Sabena

Le gouvernement et Sair mettent le personnel dos au mur

Le personnel de la Sabena a fait ces derniers mois l'objet d'un chantage de la part de ces deux instances. Il a été placé devant le dilemme suivant: ou bien accepter le plan d'économies Blue Sky (2,2 milliards au bas mot), avec des conséquences drastiques pour les salaires et les conditions de travail, ou bien les autorités et le groupe Sair retiraient leurs 10 milliards d'investissements prévus, ce qui signifiait la faillite. Indépendamment de la méthode utilisée, il convient de se pencher sur ce qui s'est passé à la Sabena.
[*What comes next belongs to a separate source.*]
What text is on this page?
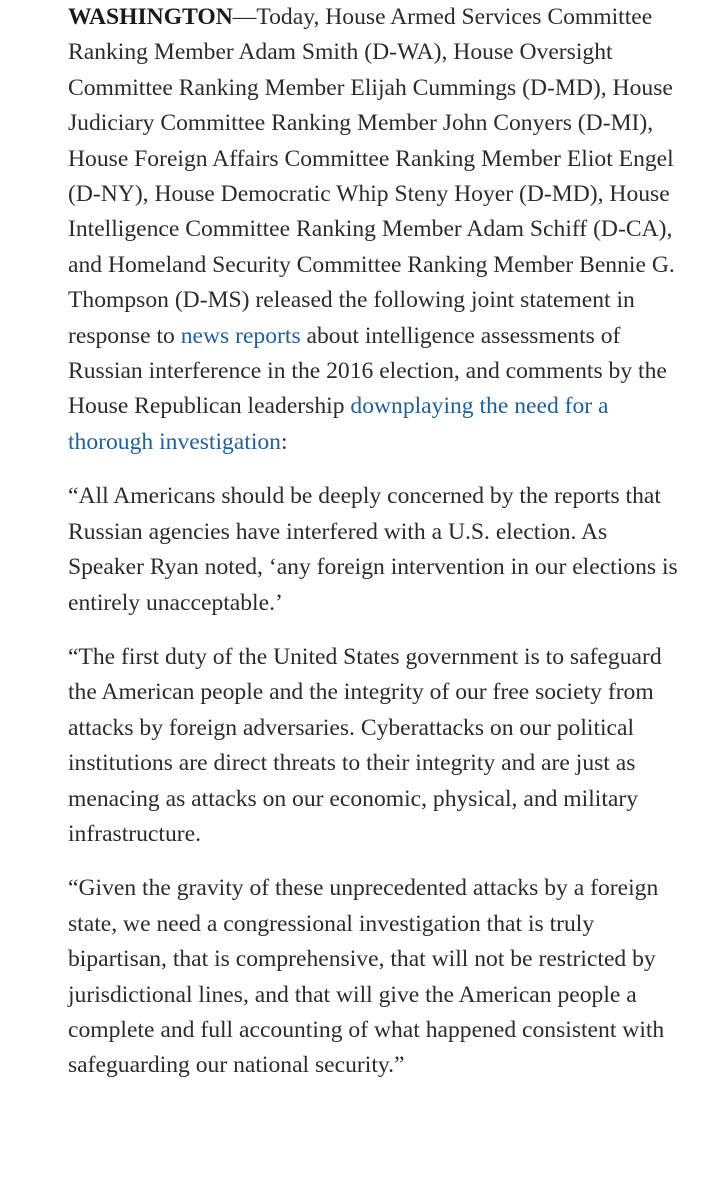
WASHINGTON—Today, House Armed Services Committee Ranking Member Adam Smith (D-WA), House Oversight Committee Ranking Member Elijah Cummings (D-MD), House Judiciary Committee Ranking Member John Conyers (D-MI), House Foreign Affairs Committee Ranking Member Eliot Engel (D-NY), House Democratic Whip Steny Hoyer (D-MD), House Intelligence Committee Ranking Member Adam Schiff (D-CA), and Homeland Security Committee Ranking Member Bennie G. Thompson (D-MS) released the following joint statement in response to news reports about intelligence assessments of Russian interference in the 2016 election, and comments by the House Republican leadership downplaying the need for a thorough investigation:

“All Americans should be deeply concerned by the reports that Russian agencies have interfered with a U.S. election. As Speaker Ryan noted, ‘any foreign intervention in our elections is entirely unacceptable.’

“The first duty of the United States government is to safeguard the American people and the integrity of our free society from attacks by foreign adversaries. Cyberattacks on our political institutions are direct threats to their integrity and are just as menacing as attacks on our economic, physical, and military infrastructure.

“Given the gravity of these unprecedented attacks by a foreign state, we need a congressional investigation that is truly bipartisan, that is comprehensive, that will not be restricted by jurisdictional lines, and that will give the American people a complete and full accounting of what happened consistent with safeguarding our national security.”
Lorsque le groupe Sair a souhaité s'impliquer dans la Sabena, on a présenté cela comme la voie à suivre pour aller de l'avant. Plus de privé signifiait plus de largeur de vue, plus d'efficacité et plus de richesse économique. Le personnel a été mis à contribution, des milliers d'emplois ont été perdus, mais la Sabena est effectivement allée de l'avant: le nombre de vols a, contre toute attente, atteint des sommets inégalés.
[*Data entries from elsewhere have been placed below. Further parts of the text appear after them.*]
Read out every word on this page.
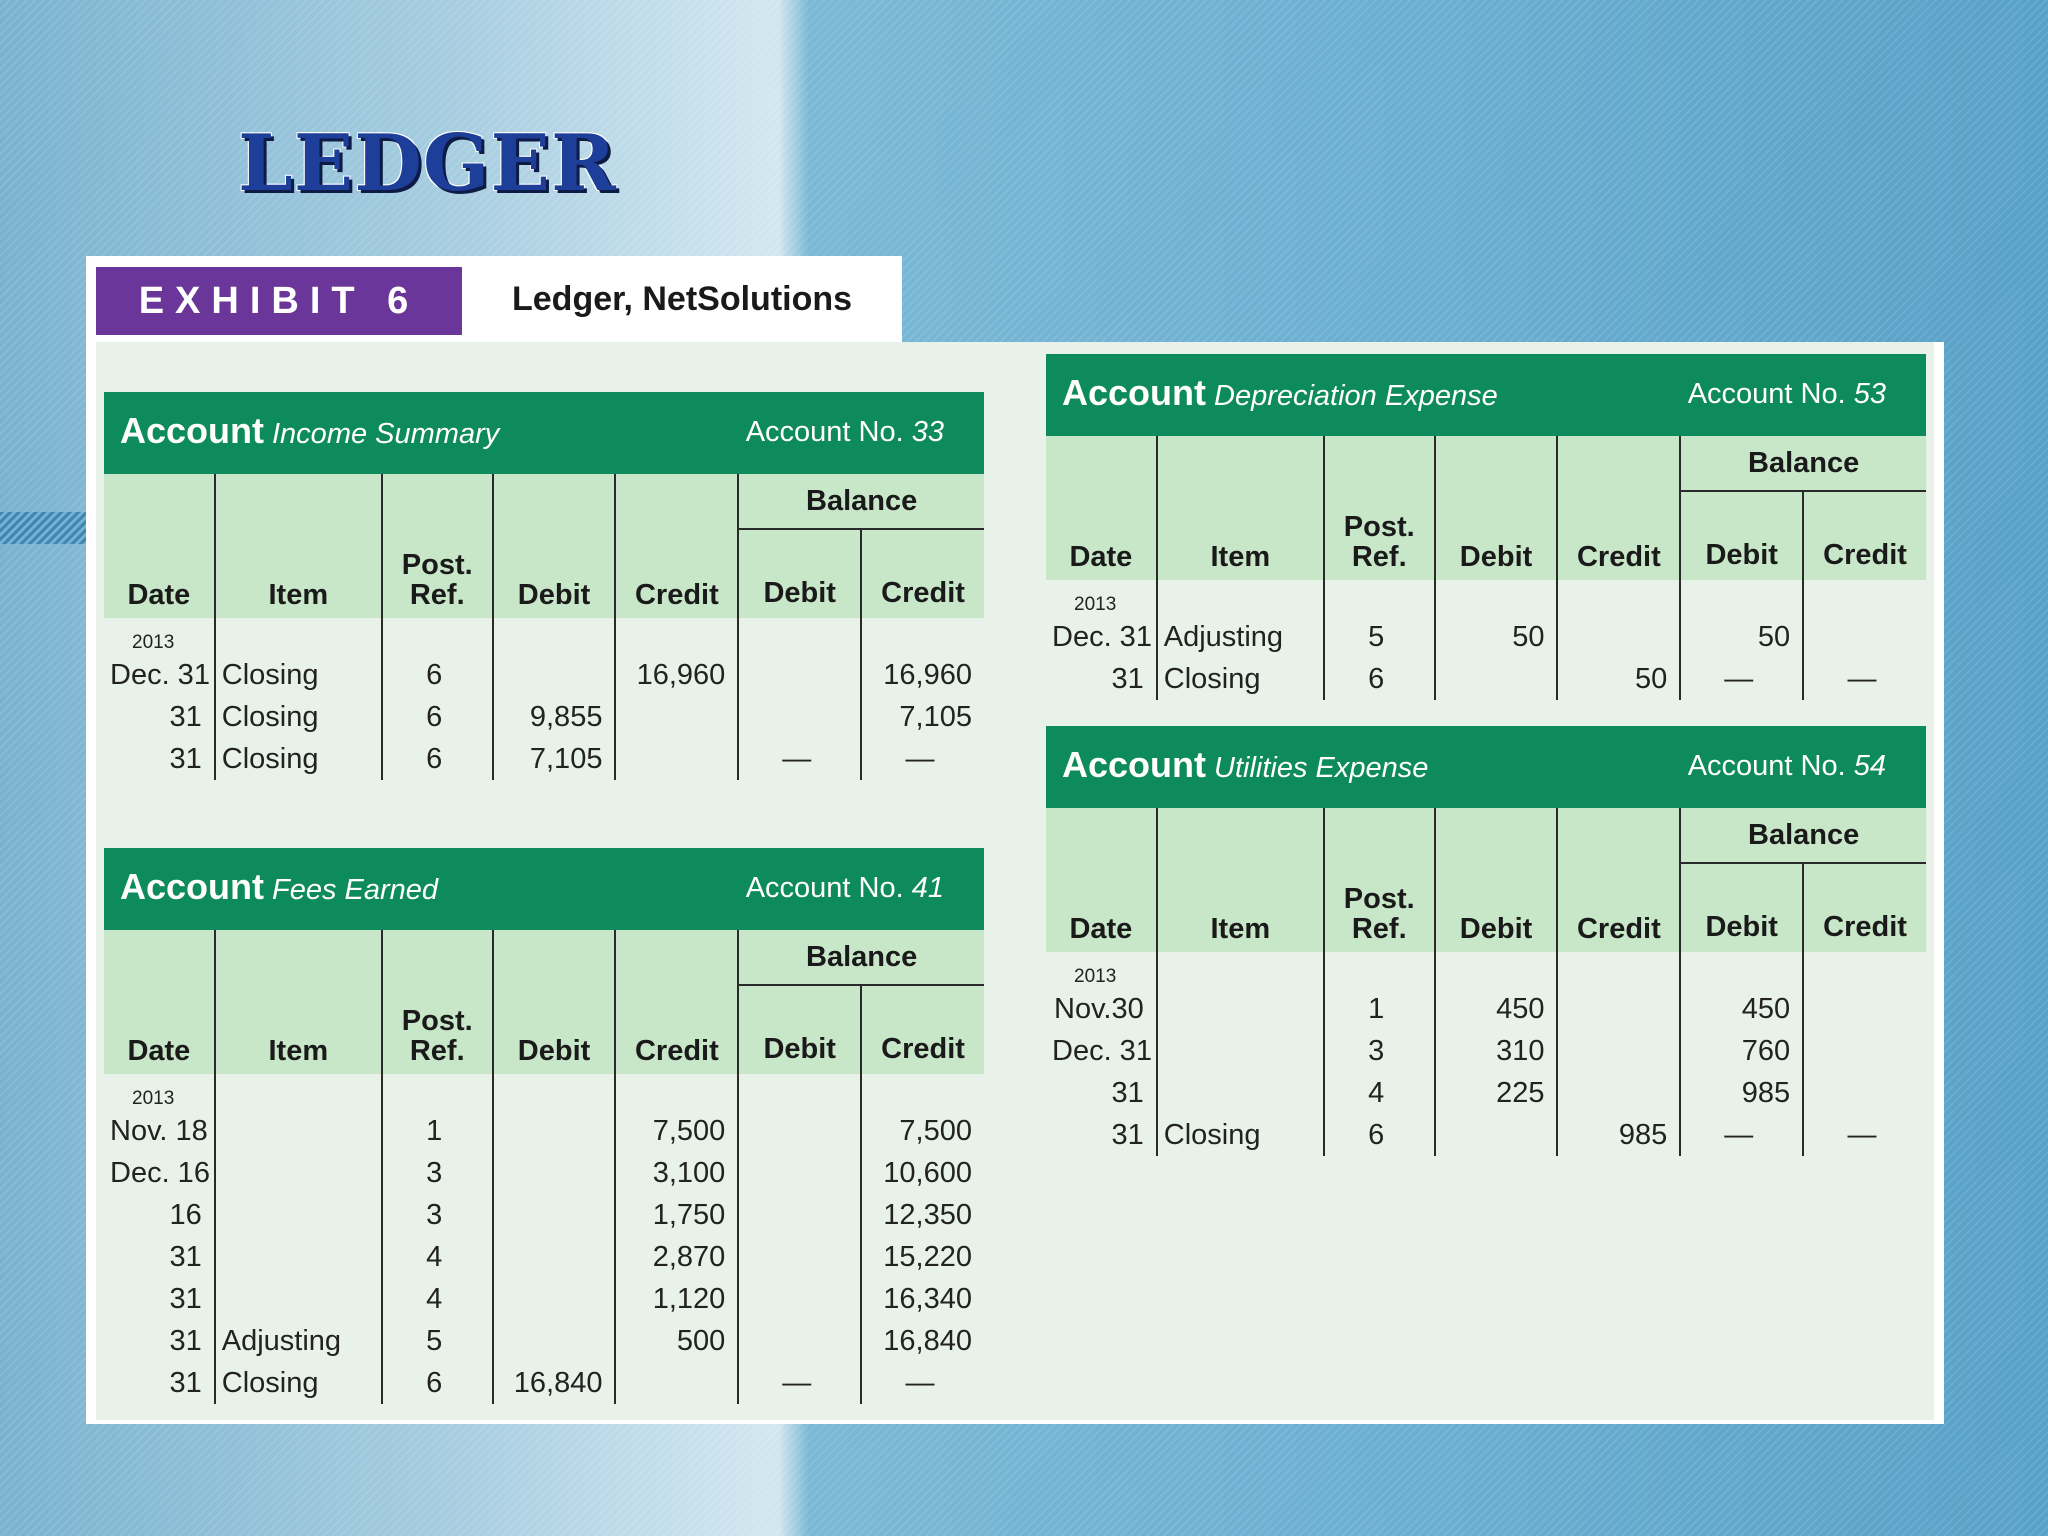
LEDGER
EXHIBIT 6	Ledger, NetSolutions
Account Income Summary	Account No. 33
Date	Item	Post. Ref.	Debit	Credit	Balance	
					Debit	Credit
2013						
Dec. 31	Closing	6		16,960		16,960
31	Closing	6	9,855			7,105
31	Closing	6	7,105		—	—
Account Fees Earned	Account No. 41
Date	Item	Post. Ref.	Debit	Credit	Balance	
					Debit	Credit
2013						
Nov. 18		1		7,500		7,500
Dec. 16		3		3,100		10,600
16		3		1,750		12,350
31		4		2,870		15,220
31		4		1,120		16,340
31	Adjusting	5		500		16,840
31	Closing	6	16,840		—	—
Account Depreciation Expense	Account No. 53
Date	Item	Post. Ref.	Debit	Credit	Balance	
					Debit	Credit
2013						
Dec. 31	Adjusting	5	50		50	
31	Closing	6		50	—	—
Account Utilities Expense	Account No. 54
Date	Item	Post. Ref.	Debit	Credit	Balance	
					Debit	Credit
2013						
Nov.30		1	450		450	
Dec. 31		3	310		760	
31		4	225		985	
31	Closing	6		985	—	—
On a balayé d'un revers de la main l'argument selon lequel la libéralisation et la privatisation (partielle) ne pouvaient finalement déboucher, dans un contexte de concurrence exacerbée, que sur un désastre pour le personnel, aussi bien pour celui de la Sabena que pour le personnel de chaque société aéronautique.

On en sait plus depuis lors. Sair ne s'intéresse à la Sabena que pour autant qu'elle soit capable de se maintenir sur ce marché libre. On joue le personnel d'un groupe contre l'autre. Si les pilotes de la Lufthansa et d'Air France ne volent qu'avec un seul pilote de réserve, alors ceux de la Sabena peuvent en faire autant. Les pilotes ont eu beau invoquer de bonnes raisons dans le passé pour le maintien de deux pilotes, qu'à cela ne tienne, on considère que deux pilotes c'est du "gaspillage". Il en va de même pour les temps de repos et le nombre maximal de vols autorisés. Ce plan d'économies a fait table rase de ces acquis et de bien d'autres.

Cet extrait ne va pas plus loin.